One of the easiest, and worst, mistakes an analyst can make is to be too firm in their judgement.  I train analysts, and myself, to use a freely sliding scale when inspecting events, packets, and binaries.  This scale moves between known good, suspicious, and known bad as uncovered evidence supports a “goodness” or “badness” final judgement.

It is natural to come to premature conclusions when analyzing data.  Many preach against this.  I have never known a perfectly objective human.  This discounts our naturally occurring and helpful ability to make quick judgments and drive our desire for more data and evidence.  Instead, we should preach against the analyst who is hasty in a final judgement and unwilling to accept and synthesize new evidence in either direction.

2. Be willing to accept suspicious

There will be many times when after hours or days of work and collaboration the best judgement is that the event, packet, log entry, or binary, etc. is still not known as either “good” or “bad.”  An analyst must be willing to accept this unknown middle ground of “suspicious” where final judgement is elusive.  There will be times when there is not enough evidence either way nor is it likely more evidence will be uncovered (e.g. that purged critical log file, the company will not provide a missing piece of information, etc.).  Be willing to accept suspicious as an answer and reject the pressure to render a final judgement of good or bad.

However, it is important that an analyst is willing to render an informed judgement to decision makers as to where, on the scale, the event lies and what evidence supports that judgement – and more importantly, what evidence supports a contrary judgement.

3. Goodness Outweighs Badness

Some of the best cyber security analysts I have known have been network engineers and system administrators – those that best understand how systems and users actually work rather than relying on the hypothetical or documentation.  This is because the majority of network activity is good/valid versus bad.

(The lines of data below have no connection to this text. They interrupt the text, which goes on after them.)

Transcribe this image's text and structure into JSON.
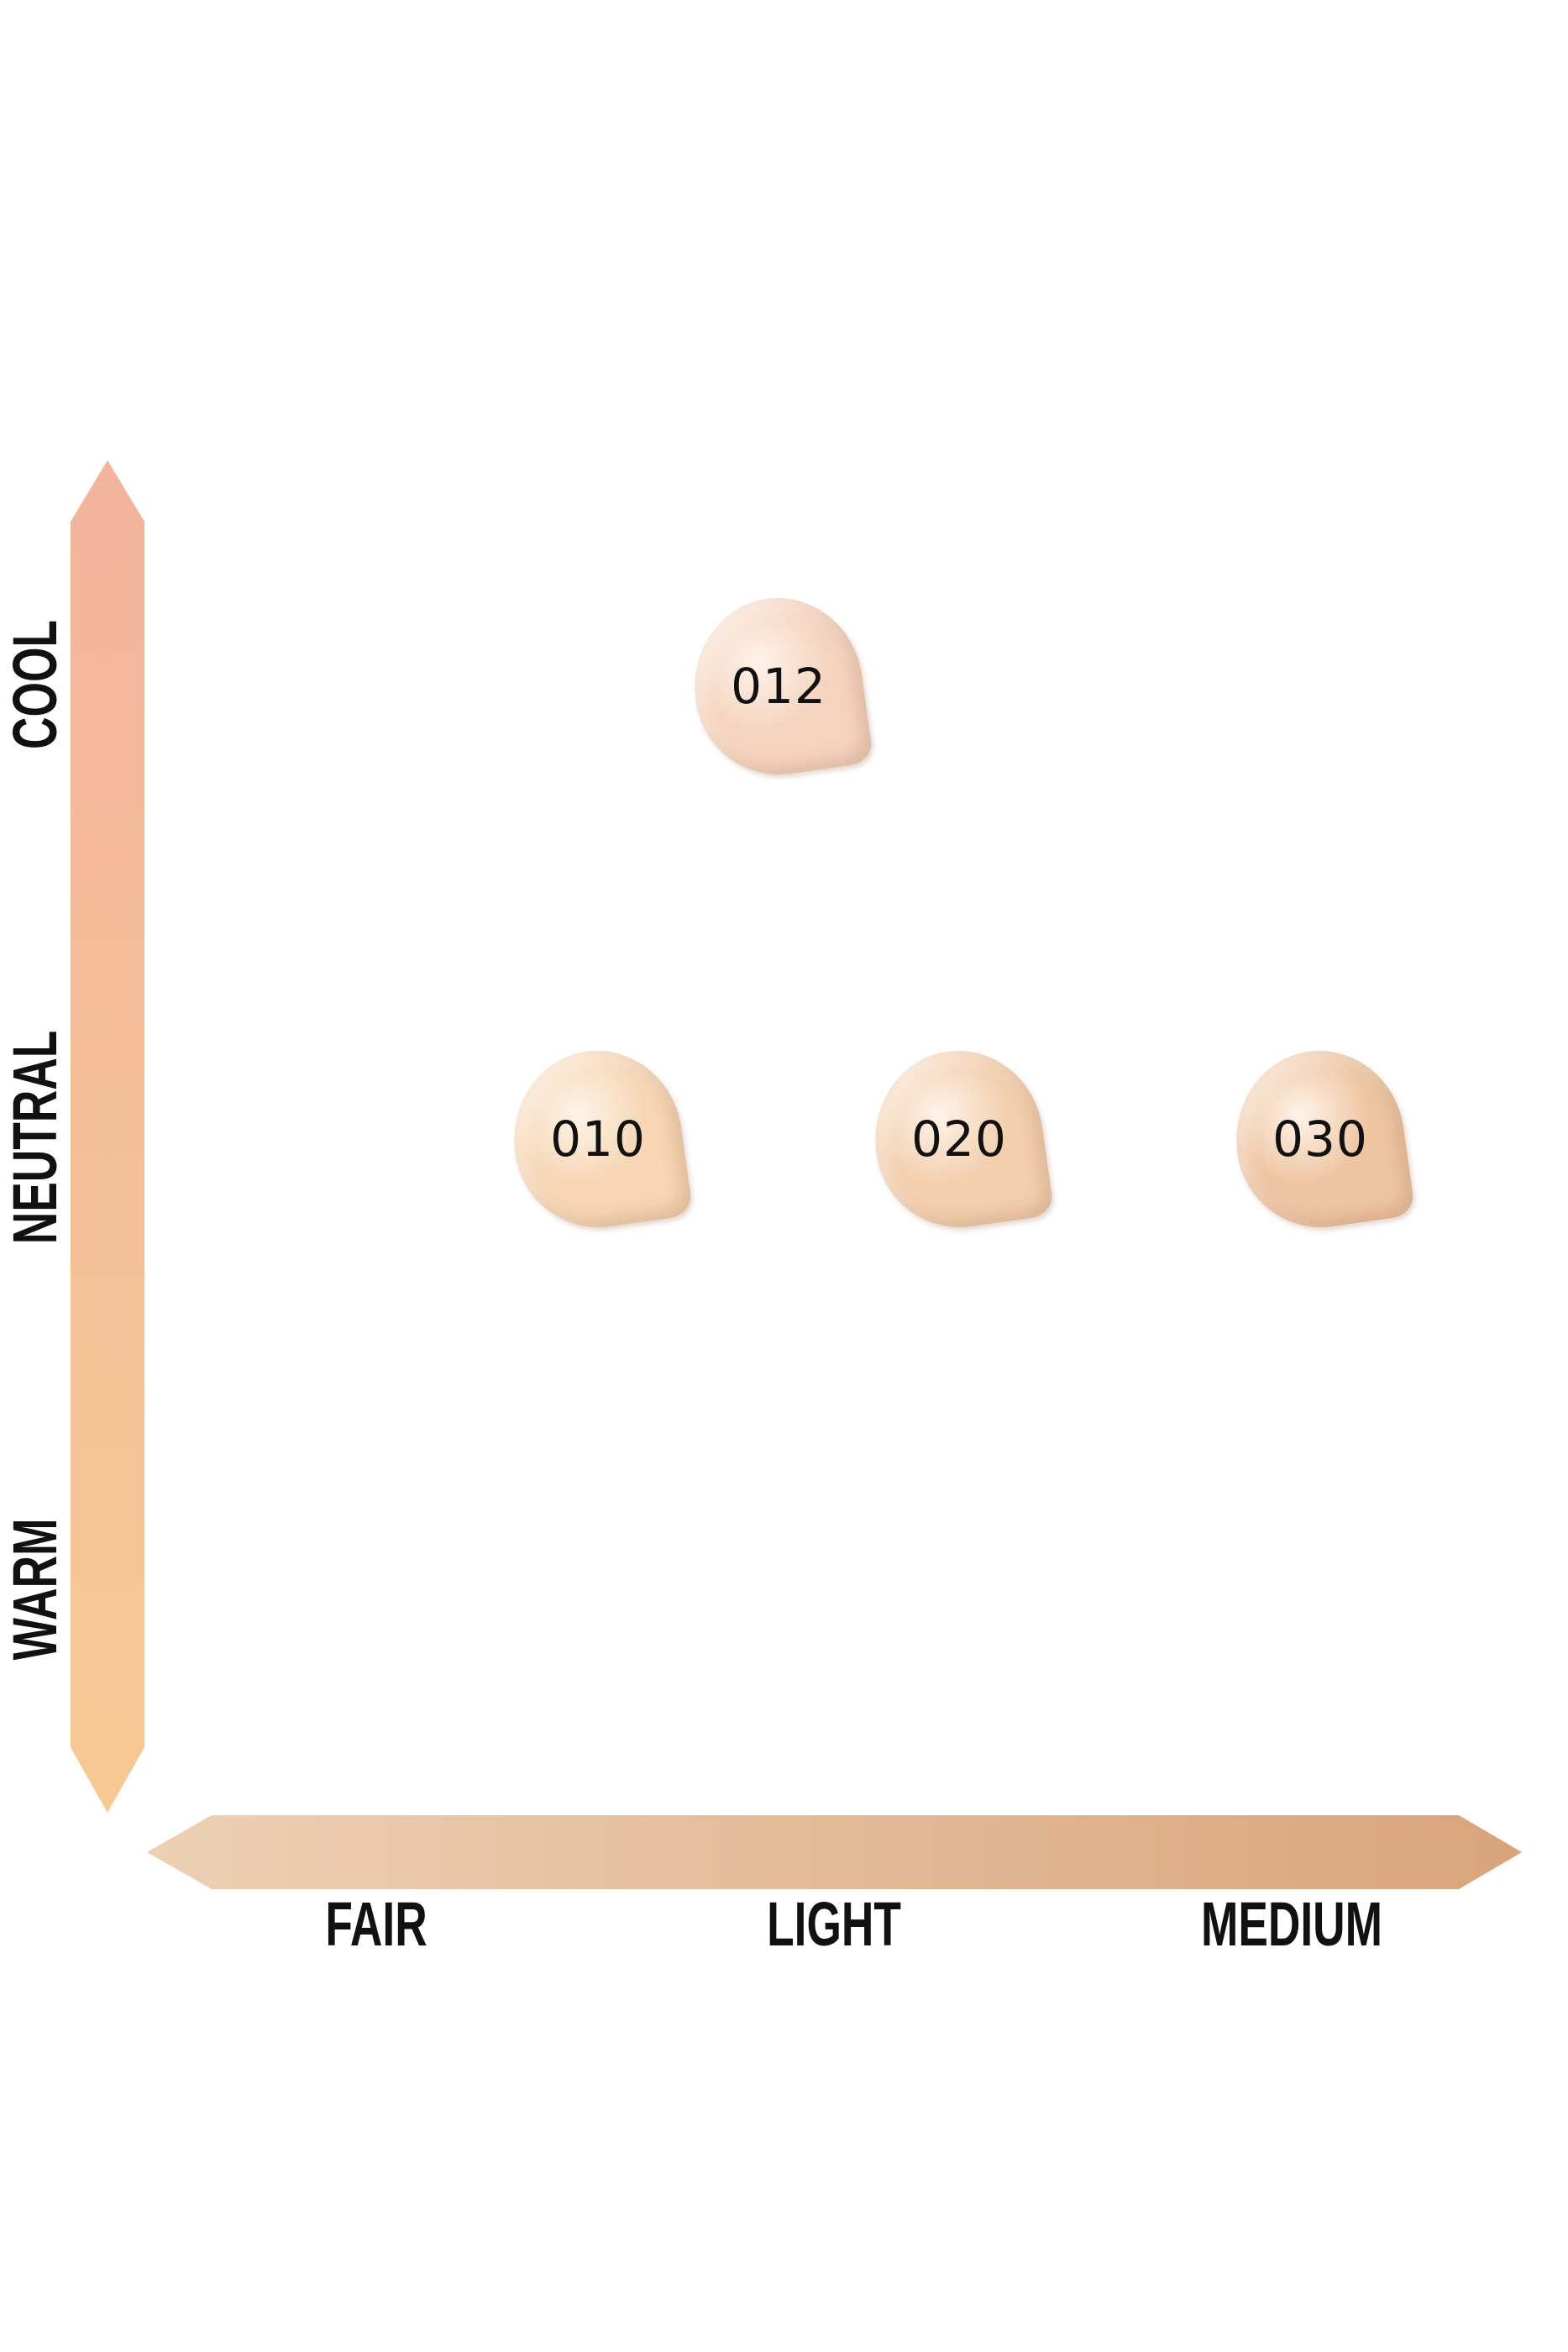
{
  "chart_data": {
    "type": "scatter",
    "title": "",
    "x_axis": {
      "categories": [
        "FAIR",
        "LIGHT",
        "MEDIUM"
      ],
      "gradient": [
        "#edd0b3",
        "#d9a47c"
      ]
    },
    "y_axis": {
      "categories": [
        "WARM",
        "NEUTRAL",
        "COOL"
      ],
      "gradient": [
        "#f7c994",
        "#f2b49c"
      ]
    },
    "points": [
      {
        "label": "012",
        "x": 1.5,
        "y": "COOL",
        "color": "#f5d4bf"
      },
      {
        "label": "010",
        "x": 1,
        "y": "NEUTRAL",
        "color": "#f6d6b4"
      },
      {
        "label": "020",
        "x": 2,
        "y": "NEUTRAL",
        "color": "#f3cfae"
      },
      {
        "label": "030",
        "x": 3,
        "y": "NEUTRAL",
        "color": "#eec5a2"
      }
    ],
    "grid": false
  }
}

The most valuable skill an intrusion analyst can have is to quickly and accurately identify valid activity and separate the non-valid/malicious/bad activity from the pile.  My number one recommendation to upcoming intrusion analysts is not just focus on courses and materials which teach intrusion techniques (e.g. SANS) but to spend an equal amount of time on the RFC‘s and other training opportunities which teach the valid operation and administration of modern networks and hosts.

4. Counter-Intelligence is our closest domain partner

Of all the domains I have studied to further my exploration of intrusion analysis and cyber security it is counter-intelligence which I have found to offer the most insight and parallels to this domain.  Others may argue with this but counter-intelligence works in a domain where there is an assumed compromised environment and the focus is primarily on detection and damage limitation when compromise occurs.

Of course, counter-intelligence necessarily breeds paranoia – but that is also a good quality in an intrusion analyst, when balanced with the right amount sanity 🙂

5. Document everything and don’t get lost in the “rabbit hole”

In the pursuit of an activity with the gathering of evidence and shifting judgments and hypotheses, things can move quickly.  When conducting intrusion activity, document everything – even if it seems irrelevant – you never know when a case will hinge on a small, originally, over-looked detail.   In this documentation also record all open questions and hypotheses so that when “going doing the rabbit hole” of analysis towards one hypothesis other lines of analysis are not forgotten or discounted without effective evidence gathering.